Sistema carcerário brasileiro: problemas e soluções

Enviada em 31/10/2017

A série norte-americana “Prision Break” retrata a vida de um grupo de presos que tentam escapar de uma penitenciária. A trama da terceira temporada é em uma prisão inspirada no Carandiru, que funcionou em São Paulo no final dos anos 90. O seriado expõe aspectos atuais presentes no Brasil, tais como a superlotação e as péssimas condições dos presídios, simultaneamente com as altas taxas de incidência e reincidência. Sob essa perspectiva, nota-se que a junção desses fatores contribui para a ineficácia do sistema carcerário.
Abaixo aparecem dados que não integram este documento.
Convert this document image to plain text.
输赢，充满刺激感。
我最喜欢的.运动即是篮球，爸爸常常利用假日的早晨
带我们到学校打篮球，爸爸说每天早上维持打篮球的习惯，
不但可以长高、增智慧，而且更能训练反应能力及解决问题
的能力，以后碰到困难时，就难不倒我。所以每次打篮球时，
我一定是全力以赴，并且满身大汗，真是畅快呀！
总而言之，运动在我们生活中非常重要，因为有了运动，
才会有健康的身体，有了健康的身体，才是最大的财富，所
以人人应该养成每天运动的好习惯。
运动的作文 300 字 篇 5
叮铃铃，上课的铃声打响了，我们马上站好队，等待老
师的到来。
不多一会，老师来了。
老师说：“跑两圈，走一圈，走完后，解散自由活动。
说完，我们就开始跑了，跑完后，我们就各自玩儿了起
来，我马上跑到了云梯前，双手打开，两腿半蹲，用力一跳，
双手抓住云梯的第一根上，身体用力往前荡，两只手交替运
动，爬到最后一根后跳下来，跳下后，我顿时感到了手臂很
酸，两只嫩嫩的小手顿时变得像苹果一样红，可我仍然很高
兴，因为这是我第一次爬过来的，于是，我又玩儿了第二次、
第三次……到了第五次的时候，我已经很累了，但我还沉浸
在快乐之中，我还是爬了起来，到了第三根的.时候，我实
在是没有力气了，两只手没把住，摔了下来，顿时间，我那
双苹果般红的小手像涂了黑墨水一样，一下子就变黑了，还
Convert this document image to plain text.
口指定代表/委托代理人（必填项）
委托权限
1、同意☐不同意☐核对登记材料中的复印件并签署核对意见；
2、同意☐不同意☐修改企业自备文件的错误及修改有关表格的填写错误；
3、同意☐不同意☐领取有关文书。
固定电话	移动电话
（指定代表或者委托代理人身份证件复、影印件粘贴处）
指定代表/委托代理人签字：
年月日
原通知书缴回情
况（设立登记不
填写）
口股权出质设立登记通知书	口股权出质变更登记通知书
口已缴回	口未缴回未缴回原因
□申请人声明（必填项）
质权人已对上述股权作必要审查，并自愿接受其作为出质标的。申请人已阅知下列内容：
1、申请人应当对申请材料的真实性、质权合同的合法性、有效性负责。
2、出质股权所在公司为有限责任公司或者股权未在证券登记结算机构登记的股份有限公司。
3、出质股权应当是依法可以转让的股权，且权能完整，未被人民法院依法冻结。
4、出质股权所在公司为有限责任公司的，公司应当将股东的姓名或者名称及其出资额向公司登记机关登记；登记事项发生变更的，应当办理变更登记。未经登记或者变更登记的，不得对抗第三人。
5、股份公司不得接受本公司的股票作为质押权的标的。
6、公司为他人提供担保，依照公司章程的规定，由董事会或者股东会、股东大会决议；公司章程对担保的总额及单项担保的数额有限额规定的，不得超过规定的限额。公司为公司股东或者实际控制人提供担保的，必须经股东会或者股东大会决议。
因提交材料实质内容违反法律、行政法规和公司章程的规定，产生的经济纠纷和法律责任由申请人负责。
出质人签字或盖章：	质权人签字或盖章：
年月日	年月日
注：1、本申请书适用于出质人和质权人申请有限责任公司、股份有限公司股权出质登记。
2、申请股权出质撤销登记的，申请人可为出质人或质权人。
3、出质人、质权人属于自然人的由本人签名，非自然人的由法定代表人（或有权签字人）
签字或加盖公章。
A criminalidade é impulsionada pela urbanização, pela ausência de valores éticos e pela desigualdade, somada à aspiração do consumo, gerando assaltos, desvios e lavagem de dinheiro. Segundo pesquisas recentes do Conselho Nacional de Justiça, o Brasil é a terceira nação com o maior número de presos no mundo. Desse modo, a maioria das penitenciárias apresenta grande inchaço, provocando uma superlotação e condições de vida insalubres, frutos da falta de assistência jurídica e social.

Nesse contexto a forma mais fácil que os detentos encontram para garantir segurança é por meio de alianças com facções criminosas. Pois como o Estado falha em prover a eles condições dignas de vida, esses indivíduos procuram outros meios para a sobrevivência. Analogamente, na Literatura, determinismo significa que o meio determina o homem, dessa forma, analisa-se a transformação do âmbito carcerário em uma verdadeira “escola do crime”, favorecendo a perpetuação da criminalidade. Outrossim, percebe-se no Brasil a falta de cumprimento da Lei da Execução Penal, que garante aos presos o direito à educação e ao trabalho no presídio, o que contribuiria para o combate à reincidência e para a redução da pena. Tal problemática vai de encontro com a lógica aristotélica que afirma que a política deve ser utilizada de modo que por meio da justiça o equilíbrio seja alcançado na sociedade.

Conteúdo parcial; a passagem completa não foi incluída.